The r_s = r_b case deserves a different discussion. One could argue that because r_s = r_b, a background lump placed at r = (0, 0) could mistakenly be interpreted as the signal Δf we want to detect, which in our case is indeed centered at (0, 0) and it is a scaled version of the lump function ℓ(r). Thus, the ${\text{SNR}}_{\text{Hot}}^2$ should be bounded when r_s = r_b. However, if we recall that the lump centers r₁, …, r_K are 2D points uniformly distributed over a square of size w × w, we immediately realize that the probability of having a lump centered at (0, 0) is zero. Thus, with probability 1, a lump centered at (0, 0) must be understood as the signal Δf.

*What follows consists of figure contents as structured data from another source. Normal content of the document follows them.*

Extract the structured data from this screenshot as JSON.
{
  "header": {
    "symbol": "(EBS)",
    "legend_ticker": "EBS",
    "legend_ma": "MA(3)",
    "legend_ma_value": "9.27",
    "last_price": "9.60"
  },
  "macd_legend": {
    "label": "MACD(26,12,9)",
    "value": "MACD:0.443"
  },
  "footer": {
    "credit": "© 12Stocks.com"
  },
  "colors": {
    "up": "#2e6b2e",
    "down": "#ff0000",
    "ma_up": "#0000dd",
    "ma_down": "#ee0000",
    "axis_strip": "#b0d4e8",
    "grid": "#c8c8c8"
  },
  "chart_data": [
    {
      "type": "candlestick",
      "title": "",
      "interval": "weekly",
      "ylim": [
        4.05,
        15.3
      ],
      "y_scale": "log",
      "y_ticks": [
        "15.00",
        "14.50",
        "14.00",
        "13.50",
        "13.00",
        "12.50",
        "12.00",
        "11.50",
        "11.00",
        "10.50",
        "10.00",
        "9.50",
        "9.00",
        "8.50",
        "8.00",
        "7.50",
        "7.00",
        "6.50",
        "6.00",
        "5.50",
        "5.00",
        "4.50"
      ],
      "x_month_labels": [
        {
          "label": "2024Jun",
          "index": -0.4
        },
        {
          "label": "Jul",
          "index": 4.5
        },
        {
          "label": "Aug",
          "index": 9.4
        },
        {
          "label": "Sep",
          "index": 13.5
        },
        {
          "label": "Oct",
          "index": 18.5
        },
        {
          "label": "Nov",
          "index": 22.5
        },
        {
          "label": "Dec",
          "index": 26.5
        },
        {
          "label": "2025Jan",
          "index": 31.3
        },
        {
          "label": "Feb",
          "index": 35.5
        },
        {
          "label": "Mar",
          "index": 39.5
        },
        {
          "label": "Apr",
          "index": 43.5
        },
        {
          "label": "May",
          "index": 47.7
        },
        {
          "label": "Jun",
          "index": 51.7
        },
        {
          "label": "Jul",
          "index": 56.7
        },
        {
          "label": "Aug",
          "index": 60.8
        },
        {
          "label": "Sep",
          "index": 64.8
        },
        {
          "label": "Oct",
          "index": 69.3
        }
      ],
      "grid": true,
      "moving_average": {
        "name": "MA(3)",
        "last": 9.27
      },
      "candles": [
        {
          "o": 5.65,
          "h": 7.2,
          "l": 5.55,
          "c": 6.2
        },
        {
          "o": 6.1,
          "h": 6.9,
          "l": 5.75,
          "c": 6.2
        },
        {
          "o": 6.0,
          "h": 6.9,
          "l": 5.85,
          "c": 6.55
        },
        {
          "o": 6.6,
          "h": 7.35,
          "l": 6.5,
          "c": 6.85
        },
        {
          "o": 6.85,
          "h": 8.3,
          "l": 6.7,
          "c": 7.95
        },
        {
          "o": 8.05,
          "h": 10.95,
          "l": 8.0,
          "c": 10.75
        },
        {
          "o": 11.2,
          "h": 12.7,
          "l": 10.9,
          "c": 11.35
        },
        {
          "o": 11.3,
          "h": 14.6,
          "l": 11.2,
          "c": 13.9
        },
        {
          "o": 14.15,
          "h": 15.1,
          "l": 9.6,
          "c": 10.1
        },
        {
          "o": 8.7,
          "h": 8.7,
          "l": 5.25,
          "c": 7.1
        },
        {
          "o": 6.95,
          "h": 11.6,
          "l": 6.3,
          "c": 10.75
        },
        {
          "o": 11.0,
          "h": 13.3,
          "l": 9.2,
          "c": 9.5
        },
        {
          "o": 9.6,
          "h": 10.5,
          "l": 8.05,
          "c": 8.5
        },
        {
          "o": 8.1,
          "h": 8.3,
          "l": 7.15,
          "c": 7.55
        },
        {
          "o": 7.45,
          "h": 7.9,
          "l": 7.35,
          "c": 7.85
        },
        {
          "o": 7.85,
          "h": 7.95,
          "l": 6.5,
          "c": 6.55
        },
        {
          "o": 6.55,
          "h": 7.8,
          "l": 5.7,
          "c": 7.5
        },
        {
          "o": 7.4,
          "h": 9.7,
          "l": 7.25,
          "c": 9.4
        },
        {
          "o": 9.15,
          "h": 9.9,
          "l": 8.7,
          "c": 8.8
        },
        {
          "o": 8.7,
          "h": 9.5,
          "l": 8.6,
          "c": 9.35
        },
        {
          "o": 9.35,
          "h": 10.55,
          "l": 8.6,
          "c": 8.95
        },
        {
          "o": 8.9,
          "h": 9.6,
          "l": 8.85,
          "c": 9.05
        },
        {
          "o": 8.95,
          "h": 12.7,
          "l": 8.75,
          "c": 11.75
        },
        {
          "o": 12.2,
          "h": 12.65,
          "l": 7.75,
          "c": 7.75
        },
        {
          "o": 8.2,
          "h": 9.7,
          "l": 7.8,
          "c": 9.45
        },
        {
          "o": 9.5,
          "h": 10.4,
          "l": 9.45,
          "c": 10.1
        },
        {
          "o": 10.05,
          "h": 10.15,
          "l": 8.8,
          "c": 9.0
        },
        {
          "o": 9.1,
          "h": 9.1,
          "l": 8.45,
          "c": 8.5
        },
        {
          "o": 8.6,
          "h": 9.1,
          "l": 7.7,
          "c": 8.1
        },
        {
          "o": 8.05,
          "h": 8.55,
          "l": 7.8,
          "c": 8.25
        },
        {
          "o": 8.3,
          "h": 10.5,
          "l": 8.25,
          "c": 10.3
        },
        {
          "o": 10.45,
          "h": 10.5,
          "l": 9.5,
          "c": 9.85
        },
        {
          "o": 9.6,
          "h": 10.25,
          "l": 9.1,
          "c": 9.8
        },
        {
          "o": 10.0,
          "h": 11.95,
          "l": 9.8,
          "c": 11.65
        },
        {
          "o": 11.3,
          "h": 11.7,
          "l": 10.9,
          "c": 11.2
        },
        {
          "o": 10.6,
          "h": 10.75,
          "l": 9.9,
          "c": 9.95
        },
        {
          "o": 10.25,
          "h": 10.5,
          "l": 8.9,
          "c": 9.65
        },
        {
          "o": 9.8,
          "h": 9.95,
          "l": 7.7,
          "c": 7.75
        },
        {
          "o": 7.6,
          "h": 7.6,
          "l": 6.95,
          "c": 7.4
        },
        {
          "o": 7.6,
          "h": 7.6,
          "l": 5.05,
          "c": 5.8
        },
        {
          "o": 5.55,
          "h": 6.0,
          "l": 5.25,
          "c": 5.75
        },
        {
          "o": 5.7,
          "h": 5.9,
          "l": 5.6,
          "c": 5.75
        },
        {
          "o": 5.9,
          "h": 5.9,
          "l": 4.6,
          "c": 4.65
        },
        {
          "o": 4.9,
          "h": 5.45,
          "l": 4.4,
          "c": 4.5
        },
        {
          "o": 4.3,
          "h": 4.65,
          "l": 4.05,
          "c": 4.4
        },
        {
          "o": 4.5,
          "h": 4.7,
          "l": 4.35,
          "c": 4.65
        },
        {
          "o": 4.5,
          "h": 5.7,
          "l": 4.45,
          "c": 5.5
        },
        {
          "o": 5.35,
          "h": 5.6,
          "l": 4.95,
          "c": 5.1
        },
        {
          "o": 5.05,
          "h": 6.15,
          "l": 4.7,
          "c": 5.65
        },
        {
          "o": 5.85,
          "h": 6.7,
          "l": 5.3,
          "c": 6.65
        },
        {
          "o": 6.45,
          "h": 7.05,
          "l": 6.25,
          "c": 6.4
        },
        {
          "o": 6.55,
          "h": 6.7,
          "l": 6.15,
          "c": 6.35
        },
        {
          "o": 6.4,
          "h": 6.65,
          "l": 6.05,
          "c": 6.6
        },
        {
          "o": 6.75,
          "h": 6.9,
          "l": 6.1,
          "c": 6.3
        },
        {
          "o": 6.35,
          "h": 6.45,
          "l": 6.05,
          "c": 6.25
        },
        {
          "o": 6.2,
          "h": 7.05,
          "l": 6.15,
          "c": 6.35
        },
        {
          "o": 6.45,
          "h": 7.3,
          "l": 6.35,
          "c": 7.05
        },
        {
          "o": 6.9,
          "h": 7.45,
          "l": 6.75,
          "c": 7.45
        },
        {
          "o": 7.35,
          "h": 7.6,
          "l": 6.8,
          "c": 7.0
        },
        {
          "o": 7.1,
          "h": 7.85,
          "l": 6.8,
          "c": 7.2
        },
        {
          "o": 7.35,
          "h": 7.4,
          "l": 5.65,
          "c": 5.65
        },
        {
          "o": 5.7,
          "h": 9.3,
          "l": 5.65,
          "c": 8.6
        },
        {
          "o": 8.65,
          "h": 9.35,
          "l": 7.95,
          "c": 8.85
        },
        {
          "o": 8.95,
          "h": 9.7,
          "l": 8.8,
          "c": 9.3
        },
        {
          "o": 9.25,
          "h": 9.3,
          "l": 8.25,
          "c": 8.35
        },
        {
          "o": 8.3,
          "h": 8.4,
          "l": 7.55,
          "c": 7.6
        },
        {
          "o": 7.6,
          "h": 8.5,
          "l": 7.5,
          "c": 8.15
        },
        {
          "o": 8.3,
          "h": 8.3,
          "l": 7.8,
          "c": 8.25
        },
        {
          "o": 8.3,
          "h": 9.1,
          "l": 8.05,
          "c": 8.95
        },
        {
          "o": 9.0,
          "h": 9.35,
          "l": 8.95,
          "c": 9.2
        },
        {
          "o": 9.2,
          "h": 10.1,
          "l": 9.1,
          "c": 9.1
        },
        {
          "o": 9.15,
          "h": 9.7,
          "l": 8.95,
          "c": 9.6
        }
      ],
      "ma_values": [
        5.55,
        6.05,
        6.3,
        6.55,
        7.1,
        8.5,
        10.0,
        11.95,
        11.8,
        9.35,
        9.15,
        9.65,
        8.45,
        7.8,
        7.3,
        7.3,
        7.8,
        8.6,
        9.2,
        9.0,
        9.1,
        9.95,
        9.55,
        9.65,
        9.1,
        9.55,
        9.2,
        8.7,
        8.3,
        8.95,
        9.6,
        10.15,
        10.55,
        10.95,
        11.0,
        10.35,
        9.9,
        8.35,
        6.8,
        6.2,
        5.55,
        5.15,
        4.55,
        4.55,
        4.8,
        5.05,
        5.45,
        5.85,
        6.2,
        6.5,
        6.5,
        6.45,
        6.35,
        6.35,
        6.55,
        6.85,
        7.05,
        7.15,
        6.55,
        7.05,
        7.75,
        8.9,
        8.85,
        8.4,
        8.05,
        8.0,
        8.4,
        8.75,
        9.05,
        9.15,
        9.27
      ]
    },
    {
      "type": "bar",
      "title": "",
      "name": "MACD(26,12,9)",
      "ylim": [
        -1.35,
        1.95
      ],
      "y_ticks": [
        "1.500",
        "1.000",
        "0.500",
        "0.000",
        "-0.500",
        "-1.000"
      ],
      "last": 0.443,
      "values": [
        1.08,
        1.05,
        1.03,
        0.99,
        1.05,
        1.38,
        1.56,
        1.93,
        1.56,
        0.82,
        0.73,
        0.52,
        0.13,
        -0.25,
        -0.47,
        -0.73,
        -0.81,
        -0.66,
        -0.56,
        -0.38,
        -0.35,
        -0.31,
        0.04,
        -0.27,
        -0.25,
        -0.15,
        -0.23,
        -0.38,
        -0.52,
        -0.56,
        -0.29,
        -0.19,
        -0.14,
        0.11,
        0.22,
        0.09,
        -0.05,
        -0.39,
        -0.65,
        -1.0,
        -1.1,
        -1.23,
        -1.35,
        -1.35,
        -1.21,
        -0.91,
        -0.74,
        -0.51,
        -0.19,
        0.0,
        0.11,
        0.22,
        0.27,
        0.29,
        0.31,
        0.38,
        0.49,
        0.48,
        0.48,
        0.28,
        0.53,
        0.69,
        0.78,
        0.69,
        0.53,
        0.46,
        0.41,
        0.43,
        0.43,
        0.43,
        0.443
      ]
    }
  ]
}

7. Summary and Conclusions

In this paper, we have considered the problem of signal detection with list-mode data. Two observers have been considered: the ideal observer and the optimal linear observer, known in the literature as the Hotelling observer. Three distinct processes are involved in the development of these observers: randomness in the object being imaged, randomness in the attribute vectors, and, finally, randomness in their estimates from noisy detector outputs. The detection problems we have considered are detection of a known signal in a known background and detection of a known signal in a random background. Associated figures of merit have been calculated as well. In particular, the ideal observer’s SNR² is found to be asymptotically proportional to the exposure time. The optimal linear observer is applied to list-mode data in an example at the end of the paper. A followup paper on the Markov chain Monte Carlo calculation of SNR² for the ideal observer is currently under preparation.